Jemand vom Schwulen Museum hatte da "Munitionskiste" drauf geschrieben?

Hax: Die hieß sicherlich bezeichnenderweise "Munitionskiste", weil man wusste oder zumindest ahnte, dass da problematisches Material drin ist. Und so war es dann auch: Posingfotos, Fotos von schwerem sexuellen Missbrauch mit Jungen und so weiter. Und entsprechend verherrlichende Bücher, Broschüren. Neben dieser Box haben wir vielleicht 15 Umzugskartons gefunden mit gleichem Inhalt aus der selben Quelle.

Das Schwule Museum war der Ausgangspunkt, dann wollten wir noch in anderen Archive erkunden, ob es da Material gibt – entweder aus der Gegenbewegung heraus oder auch aus der Pro-Pädo-Position. Dann haben wir noch einige der Aktivisten kontaktiert, die Material haben könnten – wie Thomas Schlingmann von Tauwetter e.V., der Betroffene aus der Stricherszene beraten hat und sich jahrelang für die Aufarbeitung von sexuellem Missbrauch innerhalb der linksautonomen Szene engagiert hat. Außerdem auch das Lesbenarchiv Spinnboden und das Lila Arhiv, weil die Frauenbewegung ja in den 80er-, 90er-Jahren sehr aktiv gewesen ist gegen sexuelle Gewalt und Missbrauch an Mädchen und Jungen.

Wir wollten natürlich auch wissen, wie das Land Berlin, die Behörden der Bezirke damit umgegangen sind und haben versucht, entsprechende Dokumente zu finden. Das war aber irgendwann viel zu umfangreich und für die kurze Zeit, die wir hatten, kaum zu bewältigen. Daher haben wir uns auf die Bestände des Schwulen Museums konzentriert und nur schlaglichtartige Ausblicke abseits davon gegeben. Es gibt mit Sicherheit einiges, was man noch sichten könnte. Was uns nicht gelungen ist, ist, die Bestände der Staatsanwaltschaften anzusehen. Da haben wir auf unsere Anfragen nie eine Antwort bekommen.

Reiß: Es war auf jeden Fall richtig, dass wir beim Schwulen Museum angefangen haben. Wir waren am Anfang im Lesesaal und haben uns aus dem Magazin Kartons rausgeben lassen. Irgendwann haben die uns besser kennengelernt und wir konnten selbständig die Archivalien heben. Später hatten wir unseren Arbeitstisch dann im Magazin selbst und konnten mit den Sachen auch gar nicht mehr in den Lesesaal. Das ging einfach von der Brisanz des Materials her nicht, weil es sensibles, mitunter strafrechtlich relevantes Material war.

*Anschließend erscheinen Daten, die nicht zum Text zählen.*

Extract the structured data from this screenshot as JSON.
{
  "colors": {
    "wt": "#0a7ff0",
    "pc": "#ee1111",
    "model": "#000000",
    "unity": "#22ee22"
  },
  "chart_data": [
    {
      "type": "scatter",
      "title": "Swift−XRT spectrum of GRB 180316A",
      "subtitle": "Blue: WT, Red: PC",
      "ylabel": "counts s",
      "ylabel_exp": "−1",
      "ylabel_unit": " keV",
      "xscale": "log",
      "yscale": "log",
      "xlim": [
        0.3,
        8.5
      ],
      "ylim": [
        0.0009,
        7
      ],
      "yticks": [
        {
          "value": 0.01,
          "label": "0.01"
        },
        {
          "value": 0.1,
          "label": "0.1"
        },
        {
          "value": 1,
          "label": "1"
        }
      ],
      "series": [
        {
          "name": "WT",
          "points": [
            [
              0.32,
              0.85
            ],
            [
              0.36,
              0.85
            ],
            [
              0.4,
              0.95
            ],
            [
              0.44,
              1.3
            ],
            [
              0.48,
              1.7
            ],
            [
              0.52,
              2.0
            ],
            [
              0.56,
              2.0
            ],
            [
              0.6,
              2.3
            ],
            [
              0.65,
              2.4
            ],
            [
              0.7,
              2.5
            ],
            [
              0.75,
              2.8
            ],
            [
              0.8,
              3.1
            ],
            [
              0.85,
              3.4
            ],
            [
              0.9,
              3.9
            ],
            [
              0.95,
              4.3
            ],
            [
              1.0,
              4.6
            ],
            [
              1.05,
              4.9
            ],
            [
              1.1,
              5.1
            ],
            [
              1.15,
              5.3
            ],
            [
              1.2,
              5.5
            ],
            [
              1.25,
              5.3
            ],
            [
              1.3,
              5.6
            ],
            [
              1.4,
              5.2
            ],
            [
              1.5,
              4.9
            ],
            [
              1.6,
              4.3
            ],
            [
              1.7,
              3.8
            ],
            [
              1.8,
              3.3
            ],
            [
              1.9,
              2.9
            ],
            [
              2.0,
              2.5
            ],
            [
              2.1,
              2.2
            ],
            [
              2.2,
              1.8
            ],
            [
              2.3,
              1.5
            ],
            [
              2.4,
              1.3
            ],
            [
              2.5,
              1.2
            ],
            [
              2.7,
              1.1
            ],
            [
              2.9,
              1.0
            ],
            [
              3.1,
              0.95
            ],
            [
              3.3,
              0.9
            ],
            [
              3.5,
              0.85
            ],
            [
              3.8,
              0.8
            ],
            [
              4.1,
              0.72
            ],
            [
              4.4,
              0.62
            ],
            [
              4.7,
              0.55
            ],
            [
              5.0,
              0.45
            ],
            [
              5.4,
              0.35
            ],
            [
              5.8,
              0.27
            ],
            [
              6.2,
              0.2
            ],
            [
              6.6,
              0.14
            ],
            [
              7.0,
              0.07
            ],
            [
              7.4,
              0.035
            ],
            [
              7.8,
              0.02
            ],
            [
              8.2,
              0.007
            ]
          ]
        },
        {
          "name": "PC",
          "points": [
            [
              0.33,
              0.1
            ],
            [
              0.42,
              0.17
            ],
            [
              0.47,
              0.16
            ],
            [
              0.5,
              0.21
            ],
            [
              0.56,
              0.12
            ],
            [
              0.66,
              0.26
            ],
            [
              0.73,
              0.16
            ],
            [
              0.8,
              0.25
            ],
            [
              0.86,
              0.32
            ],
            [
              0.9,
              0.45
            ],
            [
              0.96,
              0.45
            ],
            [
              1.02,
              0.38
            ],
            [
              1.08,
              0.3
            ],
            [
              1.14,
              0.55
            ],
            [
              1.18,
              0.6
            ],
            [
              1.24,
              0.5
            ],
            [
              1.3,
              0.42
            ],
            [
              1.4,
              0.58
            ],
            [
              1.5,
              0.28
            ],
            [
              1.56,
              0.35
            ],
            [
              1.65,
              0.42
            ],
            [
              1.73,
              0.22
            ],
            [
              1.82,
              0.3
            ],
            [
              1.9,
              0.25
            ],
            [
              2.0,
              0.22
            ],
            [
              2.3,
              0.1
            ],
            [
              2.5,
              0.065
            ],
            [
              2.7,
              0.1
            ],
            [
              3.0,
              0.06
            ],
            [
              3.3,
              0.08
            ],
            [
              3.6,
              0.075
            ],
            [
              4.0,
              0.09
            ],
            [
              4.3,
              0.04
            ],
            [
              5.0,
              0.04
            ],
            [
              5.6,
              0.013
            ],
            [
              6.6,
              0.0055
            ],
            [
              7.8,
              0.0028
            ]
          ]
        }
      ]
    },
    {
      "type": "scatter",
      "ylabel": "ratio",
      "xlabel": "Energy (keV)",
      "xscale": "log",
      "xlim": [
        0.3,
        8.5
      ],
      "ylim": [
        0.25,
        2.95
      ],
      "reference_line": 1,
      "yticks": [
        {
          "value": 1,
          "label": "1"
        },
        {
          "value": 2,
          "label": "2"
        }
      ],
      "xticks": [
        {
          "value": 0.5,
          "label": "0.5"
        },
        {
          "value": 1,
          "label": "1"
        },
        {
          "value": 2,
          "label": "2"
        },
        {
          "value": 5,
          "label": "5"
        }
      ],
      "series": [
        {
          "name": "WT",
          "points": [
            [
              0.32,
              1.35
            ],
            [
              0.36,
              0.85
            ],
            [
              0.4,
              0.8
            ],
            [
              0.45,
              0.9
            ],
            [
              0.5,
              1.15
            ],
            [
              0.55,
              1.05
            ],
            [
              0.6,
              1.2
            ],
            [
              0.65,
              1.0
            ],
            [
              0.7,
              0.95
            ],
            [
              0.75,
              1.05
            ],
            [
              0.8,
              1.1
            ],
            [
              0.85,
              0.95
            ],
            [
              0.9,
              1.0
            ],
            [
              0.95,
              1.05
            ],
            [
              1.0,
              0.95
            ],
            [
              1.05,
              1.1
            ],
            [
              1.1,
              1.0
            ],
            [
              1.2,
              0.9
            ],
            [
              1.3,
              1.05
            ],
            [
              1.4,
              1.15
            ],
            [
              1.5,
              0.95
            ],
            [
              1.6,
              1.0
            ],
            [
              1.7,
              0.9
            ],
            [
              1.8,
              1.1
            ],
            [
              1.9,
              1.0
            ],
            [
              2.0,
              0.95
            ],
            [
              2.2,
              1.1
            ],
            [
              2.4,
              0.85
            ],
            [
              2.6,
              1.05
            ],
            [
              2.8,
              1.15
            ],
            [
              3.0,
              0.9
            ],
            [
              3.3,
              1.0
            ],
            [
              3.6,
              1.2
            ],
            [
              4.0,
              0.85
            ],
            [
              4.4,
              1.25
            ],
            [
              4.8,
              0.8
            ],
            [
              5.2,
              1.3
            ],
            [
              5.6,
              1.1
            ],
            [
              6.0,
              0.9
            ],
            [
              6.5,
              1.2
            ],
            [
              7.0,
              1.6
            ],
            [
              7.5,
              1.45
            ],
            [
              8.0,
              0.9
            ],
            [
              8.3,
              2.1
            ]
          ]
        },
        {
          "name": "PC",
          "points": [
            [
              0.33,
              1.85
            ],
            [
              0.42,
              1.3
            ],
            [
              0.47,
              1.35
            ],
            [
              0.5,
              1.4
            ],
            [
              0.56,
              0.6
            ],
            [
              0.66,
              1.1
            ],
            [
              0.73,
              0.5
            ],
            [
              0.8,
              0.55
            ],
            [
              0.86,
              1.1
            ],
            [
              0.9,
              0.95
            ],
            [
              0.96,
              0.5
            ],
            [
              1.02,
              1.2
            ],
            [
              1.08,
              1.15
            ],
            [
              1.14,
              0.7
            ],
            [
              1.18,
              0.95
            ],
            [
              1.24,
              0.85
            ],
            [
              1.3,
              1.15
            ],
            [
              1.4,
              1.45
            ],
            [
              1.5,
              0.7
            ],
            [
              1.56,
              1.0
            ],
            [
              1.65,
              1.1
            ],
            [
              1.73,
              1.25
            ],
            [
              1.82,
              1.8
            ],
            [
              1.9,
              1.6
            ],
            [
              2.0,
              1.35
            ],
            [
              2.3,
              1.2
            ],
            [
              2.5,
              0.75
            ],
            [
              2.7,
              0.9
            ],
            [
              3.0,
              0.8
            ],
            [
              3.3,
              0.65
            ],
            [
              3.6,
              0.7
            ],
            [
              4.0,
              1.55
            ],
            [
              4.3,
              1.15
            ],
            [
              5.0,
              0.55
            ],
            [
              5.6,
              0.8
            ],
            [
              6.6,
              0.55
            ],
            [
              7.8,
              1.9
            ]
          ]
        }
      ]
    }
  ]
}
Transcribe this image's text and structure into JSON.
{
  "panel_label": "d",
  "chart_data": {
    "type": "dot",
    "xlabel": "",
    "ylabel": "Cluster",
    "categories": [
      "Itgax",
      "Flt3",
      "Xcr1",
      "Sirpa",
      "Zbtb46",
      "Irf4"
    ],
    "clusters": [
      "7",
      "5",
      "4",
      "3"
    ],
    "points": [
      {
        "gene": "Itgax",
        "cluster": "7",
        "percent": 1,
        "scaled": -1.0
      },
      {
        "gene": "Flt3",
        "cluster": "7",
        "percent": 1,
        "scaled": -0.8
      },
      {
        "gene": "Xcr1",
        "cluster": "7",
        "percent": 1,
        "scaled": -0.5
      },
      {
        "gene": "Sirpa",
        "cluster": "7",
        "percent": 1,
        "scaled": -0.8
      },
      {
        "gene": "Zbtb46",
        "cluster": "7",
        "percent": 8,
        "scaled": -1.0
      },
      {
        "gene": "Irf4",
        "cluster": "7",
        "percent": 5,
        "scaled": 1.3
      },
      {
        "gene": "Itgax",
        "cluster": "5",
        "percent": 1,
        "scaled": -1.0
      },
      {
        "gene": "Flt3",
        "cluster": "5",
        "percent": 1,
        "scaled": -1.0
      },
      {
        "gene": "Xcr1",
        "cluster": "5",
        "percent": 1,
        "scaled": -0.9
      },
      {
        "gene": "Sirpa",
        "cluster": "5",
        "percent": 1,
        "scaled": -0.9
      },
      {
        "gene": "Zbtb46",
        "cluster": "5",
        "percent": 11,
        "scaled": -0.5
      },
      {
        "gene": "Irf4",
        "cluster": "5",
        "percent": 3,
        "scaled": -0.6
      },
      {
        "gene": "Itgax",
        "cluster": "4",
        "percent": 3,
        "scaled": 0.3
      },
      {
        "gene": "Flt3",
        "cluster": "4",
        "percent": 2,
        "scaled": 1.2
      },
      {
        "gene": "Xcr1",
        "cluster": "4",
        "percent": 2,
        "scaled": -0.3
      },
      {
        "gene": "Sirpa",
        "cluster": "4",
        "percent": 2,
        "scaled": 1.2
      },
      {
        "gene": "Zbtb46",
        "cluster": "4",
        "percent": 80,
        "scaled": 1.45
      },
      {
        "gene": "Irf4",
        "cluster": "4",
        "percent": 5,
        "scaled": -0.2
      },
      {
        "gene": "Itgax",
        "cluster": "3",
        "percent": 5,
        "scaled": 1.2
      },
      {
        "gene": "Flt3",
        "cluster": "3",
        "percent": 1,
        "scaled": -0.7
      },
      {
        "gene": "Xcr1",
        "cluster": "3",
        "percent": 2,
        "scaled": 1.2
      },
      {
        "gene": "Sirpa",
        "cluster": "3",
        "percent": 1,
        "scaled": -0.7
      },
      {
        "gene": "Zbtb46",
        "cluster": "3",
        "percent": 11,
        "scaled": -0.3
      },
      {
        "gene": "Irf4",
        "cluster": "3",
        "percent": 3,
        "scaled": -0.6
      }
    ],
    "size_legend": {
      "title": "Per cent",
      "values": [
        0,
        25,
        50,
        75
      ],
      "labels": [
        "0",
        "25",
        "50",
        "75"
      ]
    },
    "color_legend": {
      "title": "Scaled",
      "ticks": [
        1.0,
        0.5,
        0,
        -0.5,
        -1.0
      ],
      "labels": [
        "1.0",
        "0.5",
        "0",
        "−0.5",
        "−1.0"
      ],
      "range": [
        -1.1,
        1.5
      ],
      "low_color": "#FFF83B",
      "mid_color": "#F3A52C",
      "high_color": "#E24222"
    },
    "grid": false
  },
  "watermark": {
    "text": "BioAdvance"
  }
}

Vom Prinzip her hatten wir ein offenes Vorgehen, bei dem wir mal diesem und mal jenem Pfad gefolgt sind, um irgendwie zu rekonstruieren, wie das Ganze zusammenhing – und es hing eben nun mal tatsächlich alles zusammen. Und durch den freien Zugriff und den total vertrauensvollen Umgang mit vielen der Mitarbeitenden konnten wir irgendwann auch einfach fragen: "Hier ist ein Schrank und dieser Schrank ist mit einem Schloss versehen. Was ist da eigentlich hinter?" Und das wusste dann auch keiner so richtig und der Schlüssel war auch weg. Da haben wir dann in Absprache mit der Archivleitung beschlossen: "Gut, wir nehmen uns jetzt Werkzeug und entfernen das Schloss."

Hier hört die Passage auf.